2.3.2 Object tracking evaluation
We evaluated the tracking architectures against the movement dataset by
calculating precision, recall and a F1 score and by assessing the
movement data (see Section 2.3.3). To calculate precision recall and a
F1 score, we manually observed every second of video and determined if
the OT architecture was correctly tracking the yellowfin bream
individual (Supplementary B). We defined a true positive as a correct
detection of yellowfin bream and then accurate tracking of the
individual for ≥ 50% of the time where yellowfin bream appeared on
frame (Supplementary B). A false negative was when a bream was not
detected and tracked or if the yellowfin bream was tracked <
50% of the time when the fish appeared on frame. Additionally, we
classified a false positive when a non-yellowfin bream object was
detected and tracked or when a yellowfin bream was detected but the
tracking architecture failed by then tracking a non-yellowfin bream
object.
2.3.3 Movement
assessment
The movement assessment was done to evaluate the accuracy of the
directions provided by the tracker. We obtained one row of tracking data
per frame when a fish was detected and subsequently tracked. For each
tracking output, the OT architecture provided a tracking angle of
movement in 2 dimensions. We grouped tracking angles using reference
angles into four directions: up, down, left and right (Supplementary B).
Because the camera was facing horizontally towards the fish corridor,
parallel with the seafloor, we were able to calculate horizontal
movement of fish. Fish moving up meant that the fish movement had
tracking angles between 44o and
315o. Fish moving right (east) had angles between
45o and 135o, whereas fish moving
left (west) between 225o and 315o.
Finally, fish moving down had tracking angles between
135o and 225o. The tracking angle
for all OT architectures was obtained from the tracker vector that is
generated within each tracker’s bounding box (Supplementary B). By
grouping the directions, we were able to count and group the number of
movement angles per camera and per set. For each camera set, we then
calculated the proportion of each tracking direction and determined net
movement. We defined net movement as the movement angle with the highest
proportion for a video. The data summary was generated in R (R Core
Team, 2019) with the packages ggplot, tidyverse and sqldf (Wickham,
2009; Grothendieck, 2017; Wickham & Henry, 2019).
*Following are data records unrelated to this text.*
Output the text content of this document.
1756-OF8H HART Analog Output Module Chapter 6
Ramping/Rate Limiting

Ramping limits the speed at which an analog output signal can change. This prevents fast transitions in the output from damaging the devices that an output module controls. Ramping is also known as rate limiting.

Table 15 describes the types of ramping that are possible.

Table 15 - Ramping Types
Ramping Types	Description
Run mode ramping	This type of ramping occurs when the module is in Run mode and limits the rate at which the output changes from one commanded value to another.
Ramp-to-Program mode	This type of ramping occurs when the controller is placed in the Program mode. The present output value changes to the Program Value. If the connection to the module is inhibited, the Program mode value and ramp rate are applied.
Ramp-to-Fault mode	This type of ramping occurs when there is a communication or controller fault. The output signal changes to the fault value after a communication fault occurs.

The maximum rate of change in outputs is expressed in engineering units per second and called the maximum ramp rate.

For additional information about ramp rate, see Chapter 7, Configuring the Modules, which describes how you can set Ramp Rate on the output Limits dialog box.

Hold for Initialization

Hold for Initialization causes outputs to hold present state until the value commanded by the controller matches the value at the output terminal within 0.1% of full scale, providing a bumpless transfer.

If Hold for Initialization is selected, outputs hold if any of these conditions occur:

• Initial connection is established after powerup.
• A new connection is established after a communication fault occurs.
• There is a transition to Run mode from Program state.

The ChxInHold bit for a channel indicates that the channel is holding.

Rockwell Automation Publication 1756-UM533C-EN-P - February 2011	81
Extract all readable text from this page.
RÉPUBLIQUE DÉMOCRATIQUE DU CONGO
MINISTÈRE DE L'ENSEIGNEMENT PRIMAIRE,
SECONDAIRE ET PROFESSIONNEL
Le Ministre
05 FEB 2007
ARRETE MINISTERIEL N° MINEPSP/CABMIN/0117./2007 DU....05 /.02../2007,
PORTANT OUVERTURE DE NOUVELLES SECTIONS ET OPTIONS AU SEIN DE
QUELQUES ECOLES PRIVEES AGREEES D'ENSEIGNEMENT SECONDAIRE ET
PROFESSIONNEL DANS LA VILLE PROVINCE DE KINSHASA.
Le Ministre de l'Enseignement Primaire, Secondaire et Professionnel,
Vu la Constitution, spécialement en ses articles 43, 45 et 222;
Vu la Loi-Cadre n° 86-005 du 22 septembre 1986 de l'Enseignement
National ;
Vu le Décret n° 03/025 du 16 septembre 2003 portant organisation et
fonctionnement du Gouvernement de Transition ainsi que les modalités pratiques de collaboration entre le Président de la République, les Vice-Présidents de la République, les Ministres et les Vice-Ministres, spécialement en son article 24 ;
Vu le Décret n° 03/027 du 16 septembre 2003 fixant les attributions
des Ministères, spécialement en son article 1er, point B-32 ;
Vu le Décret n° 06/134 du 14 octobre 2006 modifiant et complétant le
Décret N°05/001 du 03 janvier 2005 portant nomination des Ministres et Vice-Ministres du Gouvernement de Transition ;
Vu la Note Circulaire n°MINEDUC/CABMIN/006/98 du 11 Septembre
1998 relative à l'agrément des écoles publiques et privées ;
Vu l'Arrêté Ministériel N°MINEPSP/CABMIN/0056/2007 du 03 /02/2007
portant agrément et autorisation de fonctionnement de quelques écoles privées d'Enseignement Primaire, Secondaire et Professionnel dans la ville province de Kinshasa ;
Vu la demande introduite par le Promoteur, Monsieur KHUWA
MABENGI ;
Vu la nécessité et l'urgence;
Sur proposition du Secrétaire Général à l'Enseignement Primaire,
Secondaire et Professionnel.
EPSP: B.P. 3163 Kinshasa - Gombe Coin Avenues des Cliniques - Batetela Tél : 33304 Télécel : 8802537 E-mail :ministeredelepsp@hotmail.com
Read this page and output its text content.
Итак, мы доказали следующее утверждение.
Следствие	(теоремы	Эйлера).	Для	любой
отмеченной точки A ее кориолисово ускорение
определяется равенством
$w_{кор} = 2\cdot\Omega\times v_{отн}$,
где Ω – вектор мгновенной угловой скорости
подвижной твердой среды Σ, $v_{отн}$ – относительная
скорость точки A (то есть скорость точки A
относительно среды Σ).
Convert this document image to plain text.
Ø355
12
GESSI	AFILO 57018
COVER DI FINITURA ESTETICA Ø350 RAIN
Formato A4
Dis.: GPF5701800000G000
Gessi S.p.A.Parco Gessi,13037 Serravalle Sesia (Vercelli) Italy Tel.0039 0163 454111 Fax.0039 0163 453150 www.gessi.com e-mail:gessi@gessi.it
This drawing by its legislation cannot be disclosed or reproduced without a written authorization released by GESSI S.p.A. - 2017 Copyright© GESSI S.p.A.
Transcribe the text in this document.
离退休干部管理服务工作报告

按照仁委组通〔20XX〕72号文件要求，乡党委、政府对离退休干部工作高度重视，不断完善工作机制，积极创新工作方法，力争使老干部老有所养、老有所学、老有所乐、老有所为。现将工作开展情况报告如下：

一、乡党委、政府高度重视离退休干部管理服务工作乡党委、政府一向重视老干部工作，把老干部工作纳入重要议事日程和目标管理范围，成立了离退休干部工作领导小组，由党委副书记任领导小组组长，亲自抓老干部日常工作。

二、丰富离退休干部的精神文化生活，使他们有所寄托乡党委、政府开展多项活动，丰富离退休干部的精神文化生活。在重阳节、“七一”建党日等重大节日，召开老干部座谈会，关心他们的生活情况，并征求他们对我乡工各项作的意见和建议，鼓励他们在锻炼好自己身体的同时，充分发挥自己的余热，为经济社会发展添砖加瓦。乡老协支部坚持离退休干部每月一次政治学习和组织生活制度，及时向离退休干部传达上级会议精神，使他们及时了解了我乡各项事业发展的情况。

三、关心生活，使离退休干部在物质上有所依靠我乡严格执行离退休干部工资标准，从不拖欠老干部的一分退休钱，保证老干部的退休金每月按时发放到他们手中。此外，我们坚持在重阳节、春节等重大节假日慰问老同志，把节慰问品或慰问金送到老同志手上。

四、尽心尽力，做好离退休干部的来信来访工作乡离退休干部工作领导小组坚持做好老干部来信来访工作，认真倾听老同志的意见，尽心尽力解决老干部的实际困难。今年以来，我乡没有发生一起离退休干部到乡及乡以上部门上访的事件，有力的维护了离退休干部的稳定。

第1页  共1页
To groundtruth the tracking data, we manually observed all the videos
and for each fish determined the direction of movement (groundtruth)
(i.e. fish moving mainly right or left). The net movement of each video
was determined (direction with the highest proportion for the video). We
then compared the ground truth output with the net movement direction
from the three OT architectures (Supplementary B).